The Greek Orthodox here have traditionally been quite insular, don't welcome folks to their church (which really is odd in the South - the classic gambit to welcome somebody into the community or to invite them to be friends is to invite them to go to church or Sunday School with you). One of my dad's best friends fell in love with a Greek girl and to say he was shut out doesn't even begin to describe what went on.
It may just be because they feel even more embattled and outnumbered than Catholics in the South.
“It must be getting late at night ‘cause I’m not sure I follow that last one.”
I think you understood just fine! Perhaps the part about them being a bad example even if they were friendly is what threw you.
As for you Dad’s friend, well depending on what part of Greece his girl’s family, or indeed the parish you are familiar with, came from, well it might explain the unfriendliness. There’s another thing too. As recently as 100 years ago, in Wisconsin of all places, a Greek was lynched for consorting with a “white woman”. Greeks weren’t considered “white” into the 1920s. In the South it was bad, very bad, into the early 1960s.
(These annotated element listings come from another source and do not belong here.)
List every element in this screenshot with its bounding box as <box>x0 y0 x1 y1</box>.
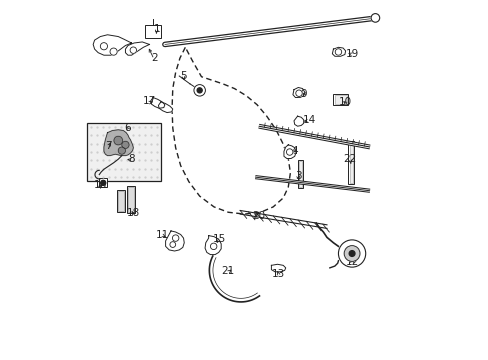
Circle shape <box>338 240 365 267</box>
Bar <box>128 187 133 212</box>
Bar <box>333 94 348 105</box>
Text: 4: 4 <box>291 146 297 156</box>
Bar <box>144 25 161 39</box>
Text: 18: 18 <box>126 208 140 218</box>
Text: 10: 10 <box>338 97 351 107</box>
Text: 5: 5 <box>180 71 186 81</box>
Text: 7: 7 <box>105 141 111 151</box>
Polygon shape <box>284 145 296 158</box>
Text: 2: 2 <box>151 53 158 63</box>
Bar <box>334 95 346 104</box>
Text: 22: 22 <box>343 154 356 164</box>
Text: 15: 15 <box>212 234 225 244</box>
Circle shape <box>122 141 129 148</box>
Text: 14: 14 <box>302 115 315 125</box>
Text: 13: 13 <box>271 269 285 279</box>
Text: 16: 16 <box>94 180 107 190</box>
Polygon shape <box>165 231 184 251</box>
Circle shape <box>210 243 217 249</box>
Circle shape <box>172 235 179 241</box>
Text: 21: 21 <box>221 266 235 276</box>
Bar <box>298 161 302 187</box>
Circle shape <box>348 251 354 256</box>
Text: 12: 12 <box>345 257 358 267</box>
Polygon shape <box>125 42 149 55</box>
Circle shape <box>118 147 125 154</box>
Bar <box>349 142 352 183</box>
Circle shape <box>335 49 341 55</box>
Text: 1: 1 <box>153 24 160 35</box>
Bar <box>87 123 161 181</box>
Circle shape <box>295 90 302 96</box>
Polygon shape <box>93 35 131 55</box>
Polygon shape <box>332 47 345 56</box>
Circle shape <box>110 48 117 55</box>
Text: 6: 6 <box>124 123 131 133</box>
Polygon shape <box>292 87 304 98</box>
Polygon shape <box>204 235 221 255</box>
Circle shape <box>169 242 175 247</box>
Polygon shape <box>104 130 133 156</box>
Circle shape <box>130 47 136 53</box>
Text: 9: 9 <box>300 89 306 99</box>
Polygon shape <box>150 98 164 108</box>
Bar <box>297 160 303 188</box>
Text: 19: 19 <box>345 49 358 59</box>
Text: 17: 17 <box>142 96 156 106</box>
Circle shape <box>344 246 359 261</box>
Bar <box>348 141 353 184</box>
Bar <box>99 178 107 187</box>
Bar <box>118 192 124 211</box>
Circle shape <box>101 180 105 185</box>
Polygon shape <box>293 116 303 126</box>
Polygon shape <box>158 102 172 113</box>
Circle shape <box>286 149 292 155</box>
Circle shape <box>194 85 205 96</box>
Bar <box>126 186 135 213</box>
Circle shape <box>197 88 202 93</box>
Text: 3: 3 <box>294 171 301 181</box>
Circle shape <box>100 42 107 50</box>
Bar <box>117 190 125 212</box>
Polygon shape <box>271 264 285 272</box>
Circle shape <box>114 136 122 145</box>
Text: 20: 20 <box>252 211 265 221</box>
Circle shape <box>370 14 379 22</box>
Text: 8: 8 <box>128 154 135 164</box>
Text: 11: 11 <box>155 230 168 239</box>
Greeks didn’t find friendliness in the WASP South, AAM.
You know, there’s still a concern all of us parents have about our kids marrying outside the Orthodox Church. Indeed, for ethnics, there is even concern about our kids marrying converts. Marriage to other “cradle Orthodox” is fine though; thus Greek/Serb or Greek/Arab etc is OK. To an extent this is a relic of the days when we couldn’t accept marriage outside the Omogenia, the race group (the volk). This was true for all Orthodox so it wasn’t just an issue of religion, it was also an issue of ethnicity.